Keen to turn your winter wining and dining up a notch with our most favoured red blend, Baronne? Look no further. Winemaker Samuel Viljoen and Chef Jerry Kennedy have the following delicious pairing suggestions to transport you from winter slumber to a warm wonderland of full-blown flavour.
How well do you know your Baronne?
Smooth, suave and self-assured, Baronne is one of South Africa’s most successful red blends and a name that for many is synonymous with red wine itself. It celebrates its 47th birthday this year.
The ubiquitous Cabernet Sauvignon/Shiraz blend was the brainchild of cellar-master Günter Brözel, who went on to earn widespread recognition and the title of International Wine & Spirit Competition Winemaker of the Year in 1985, the first winemaker in South Africa to achieve this honour.
Back in 1973, Günter wanted wine lovers to have the pleasure of an affordable, elegant, satisfyingly smooth red blend: quite simply an everyday wine that, as he put it, would add nobility to any occasion. “There was a lot of to-ing and fro-ing about the name but Baronne was settled on for its classical, French association,” he recalls without a moment’s hesitation, even though it was all those years ago.
Forty-seven years on, Baronne has such a following that it is presented in its own right.
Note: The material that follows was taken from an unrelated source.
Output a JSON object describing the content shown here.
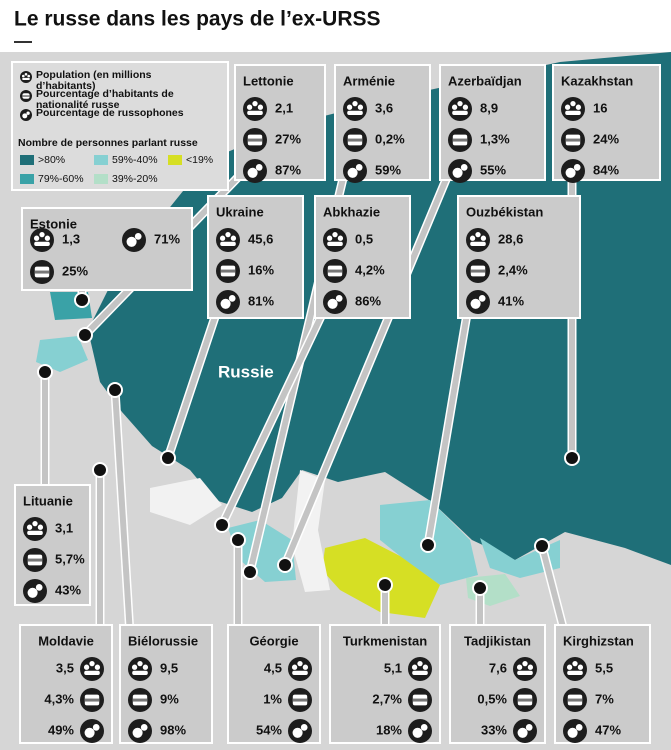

It is not uncommon for people to refer to the blend as “my Baronne”, “my Baroness” or even “my Baronnista”!
Among generations of wine lovers, who may be divided by decades, culture, language or experience, it still appeals for its clever combination of succulent red fruit flavours (Cabernet Sauvignon) and slight peppery, smoky characters (Shiraz). It’s a very versatile wine that goes extremely well with burgers, ribs and hearty pastas. But it will never be out of place with Chateaubriand or Sunday roast. It can hold its own at Christmas, on birthdays, at graduations and other rites of passage.
Samuel says of Baronne: “It has such wonderful, nostalgic associations for me and I have always loved making this blend.” He calls it the ultimate get-together wine. “It’s just the wine you want for winter bonding, whether you are with the family, watching sport or celebrating an occasion. It’s a fixture in our house and in so many others. I love that you find it in so many parts of the world. When you are far away from home and you encounter a bottle, it’s like bumping into an old friend.”
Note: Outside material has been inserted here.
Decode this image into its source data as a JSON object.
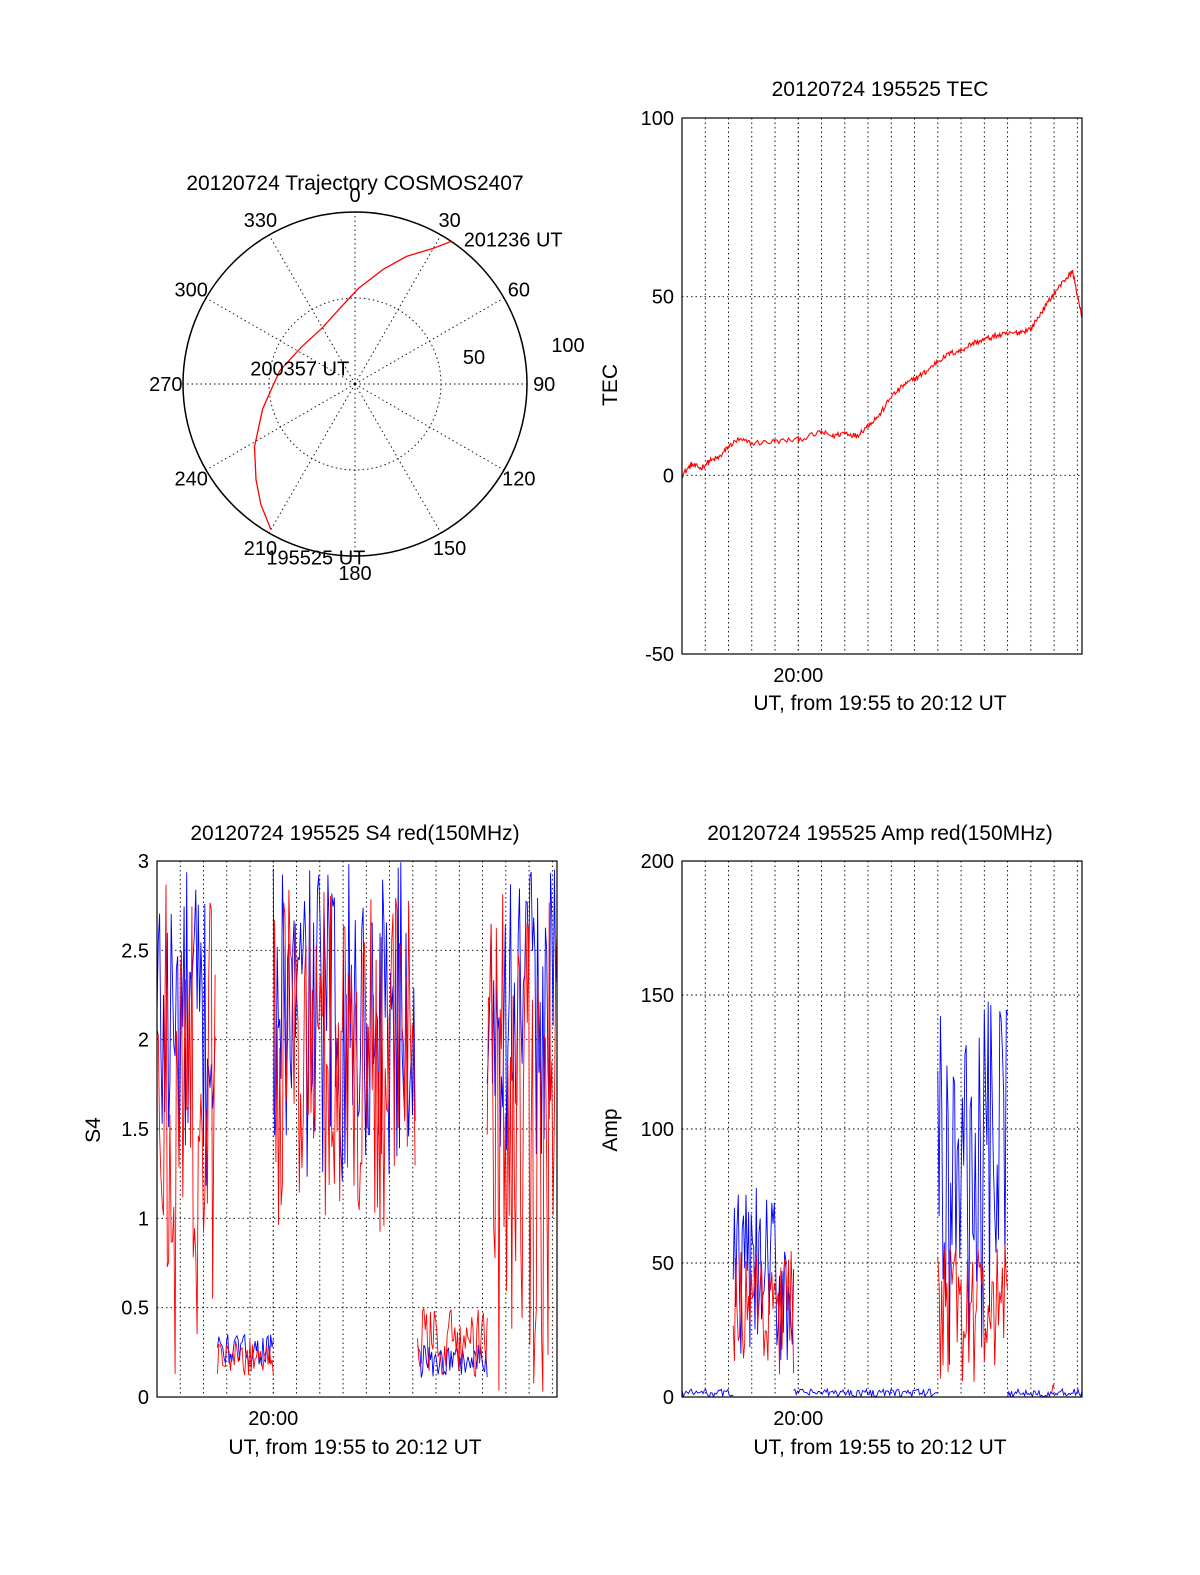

Meanwhile, chef Jerry has two mouth-watering suggestions when it comes to classic recipes to try with your Baronne this winter: spaghetti Bolognese and oven-roasted lamb shanks.
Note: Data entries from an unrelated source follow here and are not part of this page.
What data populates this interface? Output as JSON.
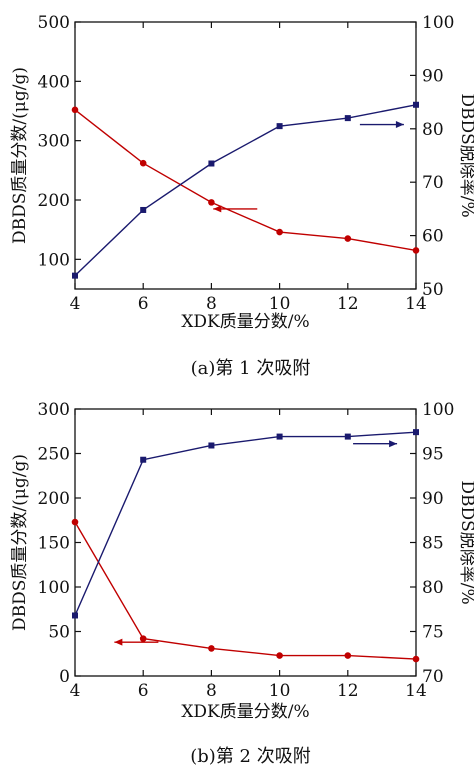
{
  "chart_data": [
    {
      "type": "line",
      "caption": "(a)第 1 次吸附",
      "xlabel": "XDK质量分数/%",
      "ylabel_left": "DBDS质量分数/(μg/g)",
      "ylabel_right": "DBDS脱除率/%",
      "x": [
        4,
        6,
        8,
        10,
        12,
        14
      ],
      "xlim": [
        4,
        14
      ],
      "ylim_left": [
        50,
        500
      ],
      "ylim_right": [
        50,
        100
      ],
      "xticks": [
        "4",
        "6",
        "8",
        "10",
        "12",
        "14"
      ],
      "yticks_left": [
        "100",
        "200",
        "300",
        "400",
        "500"
      ],
      "yticks_right": [
        "50",
        "60",
        "70",
        "80",
        "90",
        "100"
      ],
      "series": [
        {
          "axis": "left",
          "color": "#c00000",
          "marker": "circle",
          "values": [
            352,
            262,
            196,
            146,
            135,
            115
          ]
        },
        {
          "axis": "right",
          "color": "#1a1a6e",
          "marker": "square",
          "values": [
            52.5,
            64.8,
            73.5,
            80.5,
            82.0,
            84.5
          ]
        }
      ],
      "arrows": [
        {
          "series": 0,
          "direction": "left",
          "x": 8.7,
          "y_right": 65
        },
        {
          "series": 1,
          "direction": "right",
          "x": 13.0,
          "y_right": 80.8
        }
      ]
    },
    {
      "type": "line",
      "caption": "(b)第 2 次吸附",
      "xlabel": "XDK质量分数/%",
      "ylabel_left": "DBDS质量分数/(μg/g)",
      "ylabel_right": "DBDS脱除率/%",
      "x": [
        4,
        6,
        8,
        10,
        12,
        14
      ],
      "xlim": [
        4,
        14
      ],
      "ylim_left": [
        0,
        300
      ],
      "ylim_right": [
        70,
        100
      ],
      "xticks": [
        "4",
        "6",
        "8",
        "10",
        "12",
        "14"
      ],
      "yticks_left": [
        "0",
        "50",
        "100",
        "150",
        "200",
        "250",
        "300"
      ],
      "yticks_right": [
        "70",
        "75",
        "80",
        "85",
        "90",
        "95",
        "100"
      ],
      "series": [
        {
          "axis": "left",
          "color": "#c00000",
          "marker": "circle",
          "values": [
            173,
            42,
            31,
            23,
            23,
            19
          ]
        },
        {
          "axis": "right",
          "color": "#1a1a6e",
          "marker": "square",
          "values": [
            76.8,
            94.3,
            95.9,
            96.9,
            96.9,
            97.4
          ]
        }
      ],
      "arrows": [
        {
          "series": 0,
          "direction": "left",
          "x": 5.8,
          "y_right": 73.8
        },
        {
          "series": 1,
          "direction": "right",
          "x": 12.8,
          "y_right": 96.1
        }
      ]
    }
  ]
}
Simple spaghetti Bolognese
- 25ml cooking oil 1
- 1 onion, chopped
- 4 cloves garlic, chopped
- 50ml tomato paste
- 500g lean beef mince
- 440g whole peeled tomato
- 4 sprigs oregano, chopped
- Salt & pepper to taste
- 250g spaghetti pasta, cooked in salted boiling water
- Parmesan cheese to complete the dish.
- Heat cooking oil in a pan on the stove. Add the onion, garlic and tomato paste and fry until halfway cooked. Add the beef mince and peeled tomato straight after. Let it simmer for 20 to 30 minutes. Add oregano, salt and pepper to taste. Dish up with the spaghetti and some grated Parmesan cheese.
Oven-roasted lamb shanks
- 4 to 6 lamb shanks
- Salt & pepper
- 1 cup flour
- 4 tbsp Dijon mustard
- 50ml cooking oil
- 5 carrots, roughly chopped
- ½ bunch celery, roughly chopped
- 2 onions, roughly chopped
- 5 sprigs fresh herbs
- 1tsp pepper corns
- 4 bay leaves
- 500ml Nederburg Baronne
- 1 cup water
- Preheat the oven to 165˚C. Rub the lamb shanks with salt, pepper, mustard and dust/roll in the flour. Heat the oil in a heavy based pan and seal off the shanks until golden crisp all round. Use a deep oven dish, and add the shanks with all raw vegetables, bay leaves, herbs, wine and water. Cover with foil and baked for 3 to 4 hours (check it during the cooking time to ensure that it doesn’t become too dry, and add more liquid if necessary). Once done to your liking, reduce the pan sauces to a gravy or sauce consistency. Serve with mashed potatoes, green beans and/or broccoli.